# Handknit WOOL socks



## gone-a-milkin (Mar 4, 2007)

These are all completely handmade by me over the course of the year. 
They are superwash wool with 25% nylon for durability.
Socks are machine washable, cushy, and colorful.

I am asking 25$ per pair for them shipping included, and will consider trades for nuts, syrup, honey, etc.
Whatcha got? Make n offer!
(no soap trades, sorry).
Cash, check or money order accepted. 
No paypal or CC, sorry.

(sizes and some more pics in the next post)


----------



## gone-a-milkin (Mar 4, 2007)

#1: womens size medium, yarn contains a smll amount of alpaca fiber,
would easily fit size 6-10 ladies.

#2: Slipped stitch pattern, harvest grains colors, womens medium

#3: kind of fancy lacework, very stretchy in autumn variagated wool
Show on my size 9.5 foot.

#4: ribbed socks, with some sparkle in the blue stripes
Perfect for the zany days or 'lucky' socks. 
Womens medium

5 & 6: Mens! They are a bit bigger and made with sport weight wool. 
Great inside boots, fit upto size 12 easily. 
Machine washable too. This is very soft yarn.
My sons give these the thumbs up. 


7: womens medium, multicolor

8: these are made from handspun superwash wool.
I bought white wool, spun it, dyed it, nd knit the socks from my own pattern.
Completely one of a kind. 
Shown on my size 9.5 foot (clean foot!  )

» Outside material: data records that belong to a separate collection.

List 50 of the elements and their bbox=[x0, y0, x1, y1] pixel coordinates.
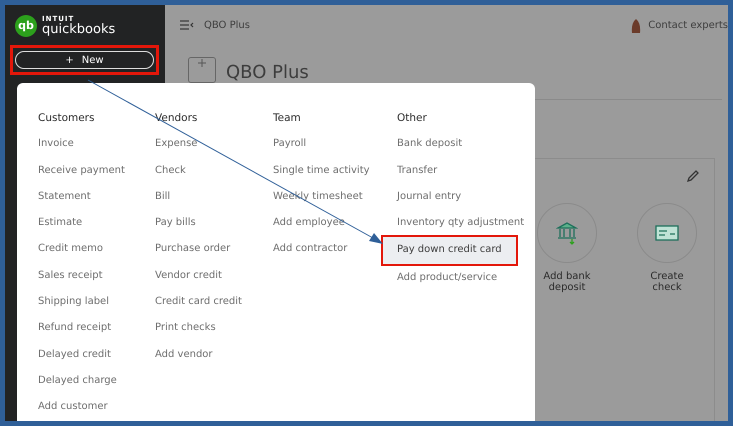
menu-item[interactable]: Purchase order bbox=[155, 236, 230, 263]
contact-experts-link[interactable]: Contact experts bbox=[648, 20, 728, 30]
menu-item[interactable]: Add customer bbox=[38, 394, 108, 421]
avatar-icon bbox=[630, 18, 642, 32]
menu-heading: Vendors bbox=[155, 111, 198, 126]
page-title: QBO Plus bbox=[226, 61, 309, 83]
logo-icon: qb bbox=[15, 14, 37, 36]
check-icon bbox=[655, 225, 679, 241]
menu-item[interactable]: Refund receipt bbox=[38, 315, 112, 342]
action-label[interactable]: Create check bbox=[637, 271, 697, 293]
menu-item[interactable]: Journal entry bbox=[397, 184, 462, 210]
company-name: QBO Plus bbox=[204, 20, 250, 30]
menu-item[interactable]: Invoice bbox=[38, 131, 74, 158]
menu-item[interactable]: Credit memo bbox=[38, 236, 104, 263]
new-button[interactable]: + New bbox=[15, 51, 154, 69]
action-label[interactable]: Add bank deposit bbox=[537, 271, 597, 293]
menu-item[interactable]: Add vendor bbox=[155, 342, 213, 368]
menu-item[interactable]: Add employee bbox=[273, 210, 345, 236]
menu-item[interactable]: Delayed charge bbox=[38, 368, 117, 394]
menu-item[interactable]: Add product/service bbox=[397, 264, 498, 292]
menu-item[interactable]: Add contractor bbox=[273, 236, 348, 263]
pencil-icon[interactable] bbox=[686, 169, 700, 183]
menu-item[interactable]: Bill bbox=[155, 184, 170, 210]
menu-item[interactable]: Inventory qty adjustment bbox=[397, 210, 524, 236]
menu-heading: Other bbox=[397, 111, 428, 126]
menu-item[interactable]: Payroll bbox=[273, 131, 306, 158]
action-circle[interactable] bbox=[637, 203, 697, 263]
menu-item[interactable]: Check bbox=[155, 158, 186, 184]
menu-item[interactable]: Vendor credit bbox=[155, 262, 222, 290]
menu-item[interactable]: Shipping label bbox=[38, 289, 109, 316]
menu-item[interactable]: Credit card credit bbox=[155, 289, 242, 316]
menu-item[interactable]: Sales receipt bbox=[38, 262, 103, 290]
menu-item[interactable]: Expense bbox=[155, 131, 198, 158]
menu-item[interactable]: Single time activity bbox=[273, 158, 370, 184]
menu-item[interactable]: Pay bills bbox=[155, 210, 196, 236]
action-circle[interactable] bbox=[537, 203, 597, 263]
menu-item[interactable]: Bank deposit bbox=[397, 131, 462, 158]
menu-heading: Team bbox=[273, 111, 302, 126]
product-name: quickbooks bbox=[42, 22, 116, 36]
menu-item[interactable]: Print checks bbox=[155, 315, 216, 342]
menu-item[interactable]: Pay down credit card bbox=[383, 237, 516, 264]
bank-icon bbox=[556, 221, 578, 245]
plus-icon bbox=[197, 58, 207, 68]
menu-item[interactable]: Transfer bbox=[397, 158, 438, 184]
menu-item[interactable]: Receive payment bbox=[38, 158, 125, 184]
menu-item[interactable]: Estimate bbox=[38, 210, 82, 236]
menu-item[interactable]: Statement bbox=[38, 184, 91, 210]
menu-item[interactable]: Delayed credit bbox=[38, 342, 111, 368]
menu-icon[interactable] bbox=[180, 20, 194, 30]
menu-heading: Customers bbox=[38, 111, 96, 126]
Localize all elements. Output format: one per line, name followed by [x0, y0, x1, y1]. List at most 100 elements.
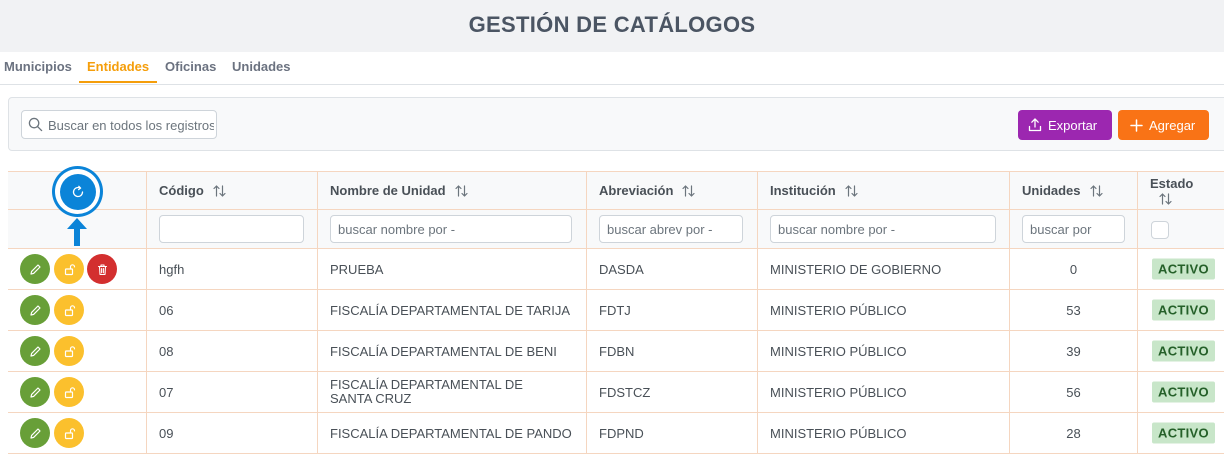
cell-codigo: 07	[147, 372, 318, 412]
unidades-value: 28	[1066, 425, 1081, 441]
edit-button[interactable]	[20, 336, 50, 366]
table-filter-row	[8, 210, 1224, 249]
filter-nombre-input[interactable]	[330, 215, 572, 243]
unlock-icon	[64, 386, 75, 398]
filter-unidades-cell	[1010, 210, 1138, 248]
sort-icon	[454, 184, 468, 197]
cell-estado: ACTIVO	[1138, 413, 1224, 453]
cell-codigo: 06	[147, 290, 318, 330]
unlock-button[interactable]	[54, 254, 84, 284]
filter-estado-checkbox[interactable]	[1151, 221, 1169, 239]
edit-button[interactable]	[20, 418, 50, 448]
cell-estado: ACTIVO	[1138, 331, 1224, 371]
cell-unidades: 28	[1010, 413, 1138, 453]
table-row: hgfh PRUEBA DASDA MINISTERIO DE GOBIERNO…	[8, 249, 1224, 290]
pencil-icon	[29, 345, 41, 357]
cell-estado: ACTIVO	[1138, 372, 1224, 412]
row-actions	[8, 413, 147, 453]
plus-icon	[1130, 118, 1143, 132]
tab-entidades[interactable]: Entidades	[79, 52, 158, 83]
cell-nombre: FISCALÍA DEPARTAMENTAL DE PANDO	[318, 413, 587, 453]
filter-codigo-input[interactable]	[159, 215, 304, 243]
filter-institucion-input[interactable]	[770, 215, 996, 243]
cell-nombre: PRUEBA	[318, 249, 587, 289]
cell-unidades: 56	[1010, 372, 1138, 412]
header-abreviacion[interactable]: Abreviación	[587, 172, 758, 209]
cell-abreviacion: DASDA	[587, 249, 758, 289]
sort-icon	[682, 184, 696, 197]
sort-icon	[1089, 184, 1103, 197]
tab-unidades[interactable]: Unidades	[224, 52, 299, 83]
export-button[interactable]: Exportar	[1018, 110, 1112, 140]
sort-icon	[845, 184, 858, 197]
cell-nombre: FISCALÍA DEPARTAMENTAL DE TARIJA	[318, 290, 587, 330]
status-badge: ACTIVO	[1152, 299, 1215, 321]
cell-codigo: 09	[147, 413, 318, 453]
filter-nombre-cell	[318, 210, 587, 248]
row-actions	[8, 249, 147, 289]
table-header-row: Código Nombre de Unidad Abreviación Inst…	[8, 172, 1224, 210]
sort-icon	[1159, 192, 1172, 205]
unlock-button[interactable]	[54, 377, 84, 407]
table-row: 08 FISCALÍA DEPARTAMENTAL DE BENI FDBN M…	[8, 331, 1224, 372]
cell-abreviacion: FDSTCZ	[587, 372, 758, 412]
unlock-button[interactable]	[54, 418, 84, 448]
unlock-icon	[64, 263, 75, 275]
upload-icon	[1028, 118, 1042, 132]
unlock-button[interactable]	[54, 336, 84, 366]
header-codigo[interactable]: Código	[147, 172, 318, 209]
cell-unidades: 39	[1010, 331, 1138, 371]
page-header: GESTIÓN DE CATÁLOGOS	[0, 0, 1224, 52]
tab-oficinas[interactable]: Oficinas	[157, 52, 224, 83]
header-estado[interactable]: Estado	[1138, 172, 1224, 209]
header-institucion[interactable]: Institución	[758, 172, 1010, 209]
table-row: 09 FISCALÍA DEPARTAMENTAL DE PANDO FDPND…	[8, 413, 1224, 454]
pencil-icon	[29, 263, 41, 275]
edit-button[interactable]	[20, 377, 50, 407]
unlock-button[interactable]	[54, 295, 84, 325]
edit-button[interactable]	[20, 295, 50, 325]
unlock-icon	[64, 427, 75, 439]
cell-nombre: FISCALÍA DEPARTAMENTAL DE BENI	[318, 331, 587, 371]
status-badge: ACTIVO	[1152, 258, 1215, 280]
refresh-button[interactable]	[55, 169, 100, 214]
delete-button[interactable]	[87, 254, 117, 284]
cell-nombre: FISCALÍA DEPARTAMENTAL DE SANTA CRUZ	[318, 372, 587, 412]
tab-municipios[interactable]: Municipios	[0, 52, 80, 83]
filter-unidades-input[interactable]	[1022, 215, 1125, 243]
unidades-value: 53	[1066, 302, 1081, 318]
header-nombre-label: Nombre de Unidad	[330, 183, 446, 198]
cell-institucion: MINISTERIO DE GOBIERNO	[758, 249, 1010, 289]
filter-abreviacion-cell	[587, 210, 758, 248]
catalog-tabs: Municipios Entidades Oficinas Unidades	[0, 52, 1224, 85]
page-title: GESTIÓN DE CATÁLOGOS	[468, 12, 756, 37]
cell-codigo: hgfh	[147, 249, 318, 289]
entities-table: Código Nombre de Unidad Abreviación Inst…	[8, 169, 1224, 454]
search-icon	[28, 117, 43, 132]
status-badge: ACTIVO	[1152, 381, 1215, 403]
export-button-label: Exportar	[1048, 117, 1098, 133]
header-institucion-label: Institución	[770, 183, 836, 198]
unidades-value: 0	[1069, 261, 1078, 277]
cell-codigo: 08	[147, 331, 318, 371]
refresh-button-inner	[59, 173, 96, 210]
row-actions	[8, 372, 147, 412]
edit-button[interactable]	[20, 254, 50, 284]
cell-institucion: MINISTERIO PÚBLICO	[758, 372, 1010, 412]
global-search-input[interactable]	[46, 113, 216, 138]
unlock-icon	[64, 345, 75, 357]
filter-abreviacion-input[interactable]	[599, 215, 743, 243]
add-button[interactable]: Agregar	[1118, 110, 1209, 140]
refresh-icon	[72, 185, 83, 197]
filter-estado-cell	[1138, 210, 1224, 248]
header-abreviacion-label: Abreviación	[599, 183, 674, 198]
pencil-icon	[29, 386, 41, 398]
header-unidades-label: Unidades	[1022, 183, 1081, 198]
header-nombre[interactable]: Nombre de Unidad	[318, 172, 587, 209]
header-unidades[interactable]: Unidades	[1010, 172, 1138, 209]
arrow-up-icon	[67, 218, 87, 246]
table-row: 07 FISCALÍA DEPARTAMENTAL DE SANTA CRUZ …	[8, 372, 1224, 413]
pencil-icon	[29, 304, 41, 316]
unlock-icon	[64, 304, 75, 316]
cell-estado: ACTIVO	[1138, 290, 1224, 330]
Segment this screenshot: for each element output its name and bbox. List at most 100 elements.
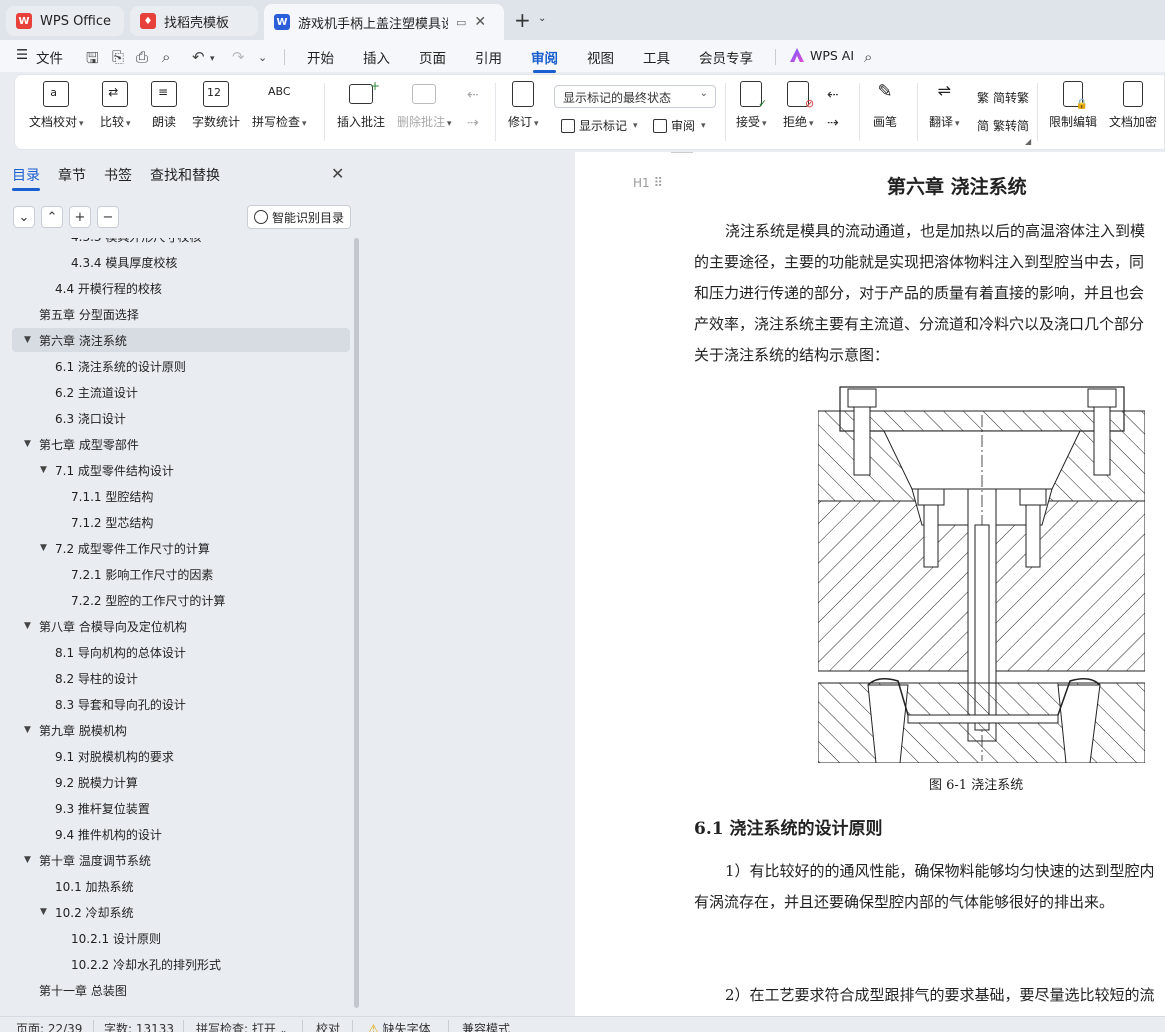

Send me a pm if interested.


----------



## gone-a-milkin (Mar 4, 2007)

#8 is SOLD.


----------



## Woodpecker (Mar 8, 2007)

Who wouldn't love some GAM socks! I have waited for this opportunity for years, if you still have #2 available I would love them.


----------



## gone-a-milkin (Mar 4, 2007)

I sent you a PM.


----------



## Pamela (May 10, 2002)

I would love to buy number 7 if you still have them.


----------



## gone-a-milkin (Mar 4, 2007)

Pamela, I sent you a PM.


----------



## mamajohnson (Nov 27, 2002)

I'm searching for something to trade for #5 & 6!!! 
chocolate?
Alpaca fleece?
.....about to go searching the homestead....


----------



## romysbaskets (Aug 29, 2009)

Wow GAM! This is the bargain of the season on knitted artistry! I know how time consuming these works of art are! I keep crocheting my socks but someday I will get brave enough to try knitting them...how inspiring you are!


----------



## Otter (Jan 15, 2008)

What would it take in walnuts?


----------



## gone-a-milkin (Mar 4, 2007)

Otter said:


> What would it take in walnuts?


Make me an offer in SHELLED walnuts.


----------



## gone-a-milkin (Mar 4, 2007)

#2 and number #7 are both sold.
Woodpecker and Pamela, I shipped them today. 

#8 has come unsold so is still available.


----------



## Otter (Jan 15, 2008)

LOL, ok, how much would it take in SHELLED nuts?
And would you want any hulls for dying?


----------



## redneckswife (May 2, 2013)

How much honey per pair? How many lbs. or ounces?


----------



## gone-a-milkin (Mar 4, 2007)

PMs sent to Otter and redneckswife.


----------



## gone-a-milkin (Mar 4, 2007)

Numbers 5 and 6 are sold.


----------



## DamnearaFarm (Sep 27, 2007)

Beautiful work! If I could afford it, I'd buy several pairs 

You're an artist!


----------



## dbarjacres (Feb 2, 2004)

is 8 available yet?


----------



## gone-a-milkin (Mar 4, 2007)

dbarjacres, I sent you a pm.


----------



## Pamela (May 10, 2002)

I received my socks today. They are beautiful ! Thank you so much. I love them .


----------



## Woodpecker (Mar 8, 2007)

I got mine too, thanks!


----------



## Dixie Bee Acres (Jul 22, 2013)

Wish I could afford 5 and 6


----------



## gone-a-milkin (Mar 4, 2007)

The remaining pairs are 1, 3, and 4.
All others are sold, sorry.


----------



## libertygirl (Jul 18, 2011)

Ooh.... #4 have my name written all over them, at least on my screen they do. I'd love to buy them if they are still available.


----------